Renal failure ends the life of many senior and geriatric cats. A cat’s kidneys often start to struggle from the age of 7. Almost 50% of cats aged 15 or older have advanced renal failure.
A healthy feline will take great care to groom itself regularly. Greasy or oily fur is always a sign that something is amiss with your pet. Many illnesses, such as hyperthyroidism and diabetes, are linked to unkempt fur. Cats lack the vigor to groom as they have limited energy. They may not consider grooming to be a worthy use of their remaining energy.
Cats groom to protect themselves from attack. By grooming the fur, a cat reduces its scent and can avoid detection by predators. If your cat is no longer concerned about grooming, it may have given up on survival.
Low Body Temperature
A cat’s body temperature should be between 100.5-102.5 degrees Fahrenheit. A dying cat will seek warm locations to increasing its falling body temperature. Cats rarely shiver, so a temperature drop may not be immediately obvious.
Check the cat’s ears, paws, and tail. These should be hot to the touch, at least some of the time. The exception to the rule is if they’ve been resting or walking on a cold surface, such as a tiled floor. Cats lose body heat through their extremities, so a dying cat will not retain warmth.
Low body temperature is usually caused by a weak heart. As cats age, the heart ceases to function as well. If the heart cannot pump blood fast enough, the cat will not stay warm. Attempt to compensate for this with blankets and hot water bottles. This will not prolong the cat’s life for long, but it will increase its comfort level.
A dying cat will become increasingly lame. Ordinarily, the hind legs of a cat will be the first to struggle. The cat will be unable to support its own body weight. To hide this symptom, it will likely become lethargic and stop moving.
Blood and oxygen are not reaching the legs, which is a symptom of heart failure. As a result, the cat’s limbs are not functioning as they should. Your cat may have a blood clot that is preventing blood from reaching the legs.
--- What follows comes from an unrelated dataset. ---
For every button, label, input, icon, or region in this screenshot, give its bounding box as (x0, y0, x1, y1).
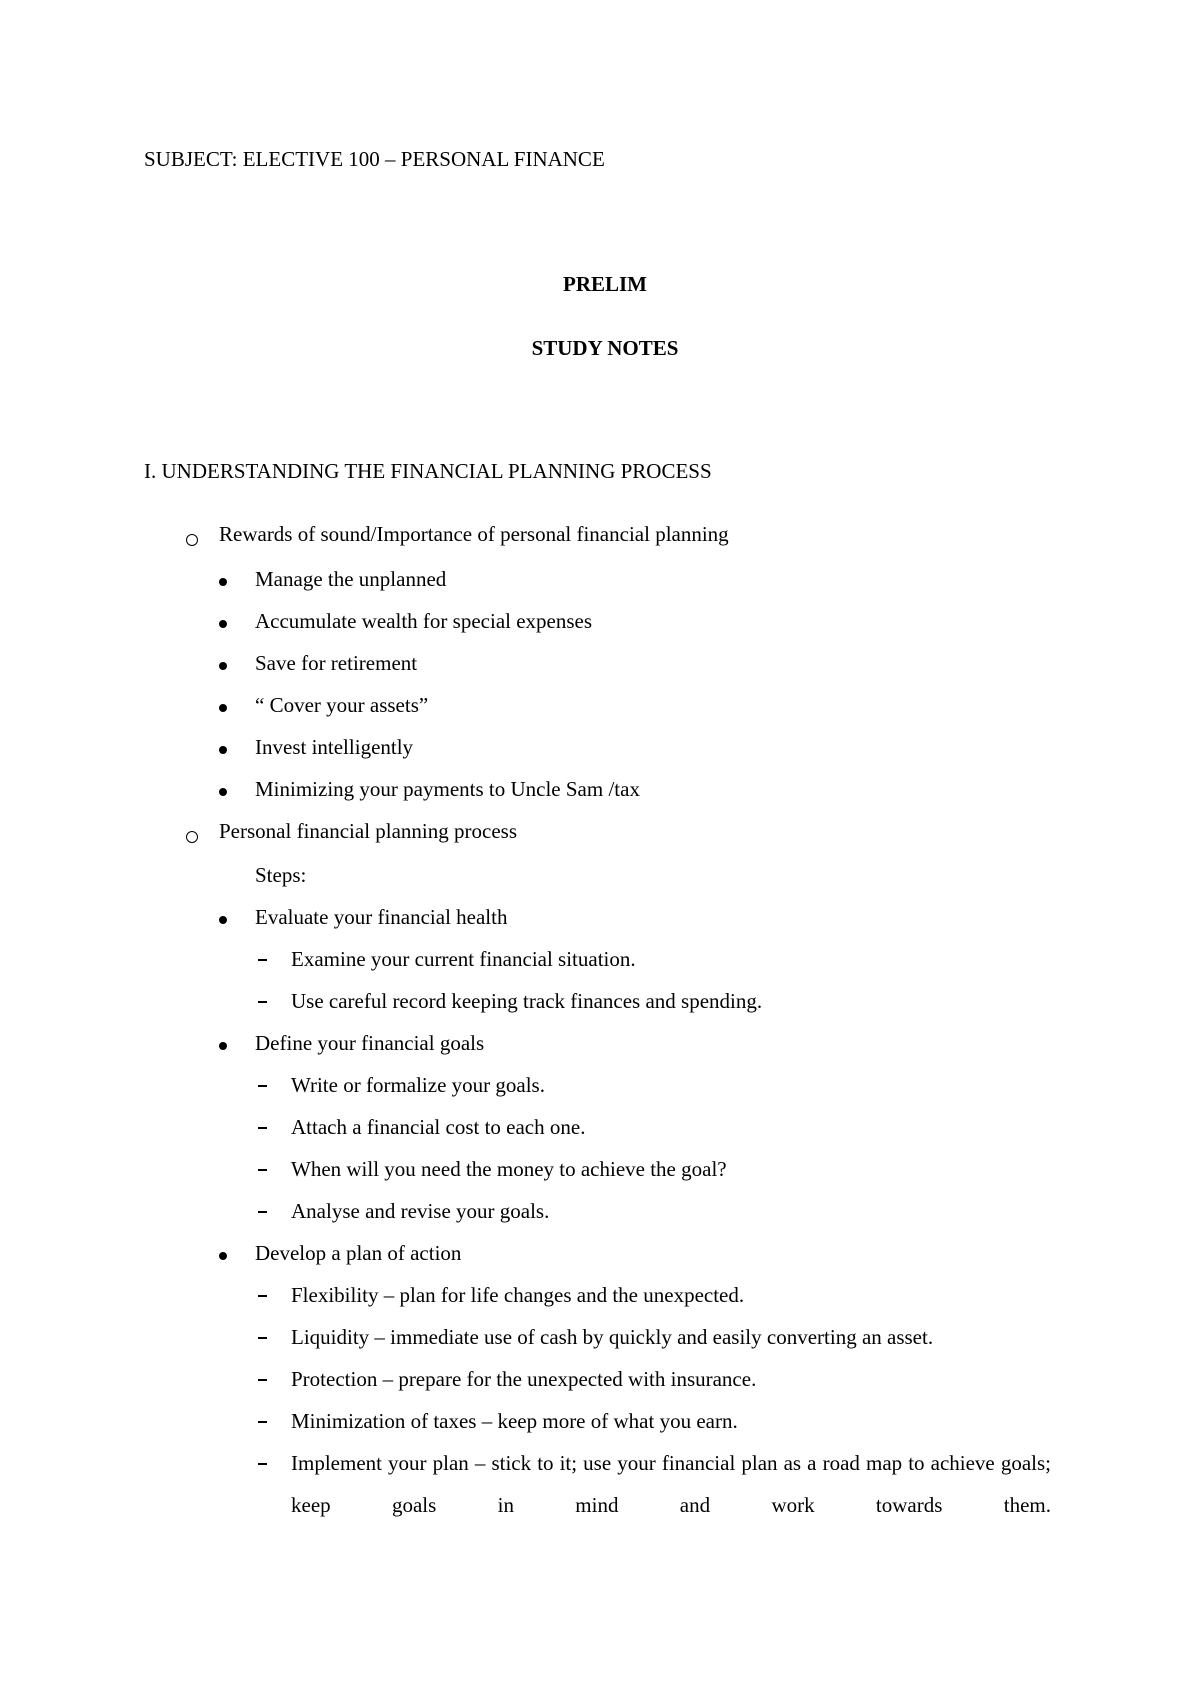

A dying cat will struggle to catch its breath, even when it’s resting. As cats are obligate nasal breathers, any mouth-breathing is cause for concern. Panting or gasping air through the mouth suggests that the cat cannot breathe well.
The inability to breathe usually means that the cat’s heart is faltering. The heart is not pumping oxygen around the body at an appropriate speed, so the cat will breathe heavily to compensate.
If your cat is struggling to breathe, check its pulse. You will find this on a cat’s upper hind leg. Count the number of pulses within a 10-second period and multiply this by 10 to determine the cat’s pulses per minute. A healthy cat will experience 160-220 pulses per minute. A dying cat will have a much slower, weaker pulse.
Cats may have seizures in the immediate hours before death. These will result in short periods of unconsciousness. As the cat’s life draws to an end, it will spend much more of its time sleeping than awake. The seizures will become longer, and the breaks between each seizure significantly shorter.
Eventually, a cat will stop reacting between seizures. It will cease movement and may fail to recognize you or its surroundings. When this happens, your cat will likely have just hours left to live.
Should I Euthanize My Sick Cat?
Euthanizing a cat will have a significant emotional impact on the owner and should only be considered if the cat’s quality of life is significantly compromised.
Discuss the topic of euthanasia with a vet and seek their professional opinion. Of 167 vets surveyed by Anthrozoös, 74% confirmed they would euthanize a cat at the owner’s request.
Sometimes, euthanasia is the kindest action. Cats are proud animals, and chronic pain or restricted mobility can cause distress. If your cat’s health is in a downward spiral, it may prefer to die with dignity.
As much as we wish they could, cats do not live forever. If your cat is dying, it will display certain behaviors. The end of your cat’s life should be as comfortable as the years that precede them.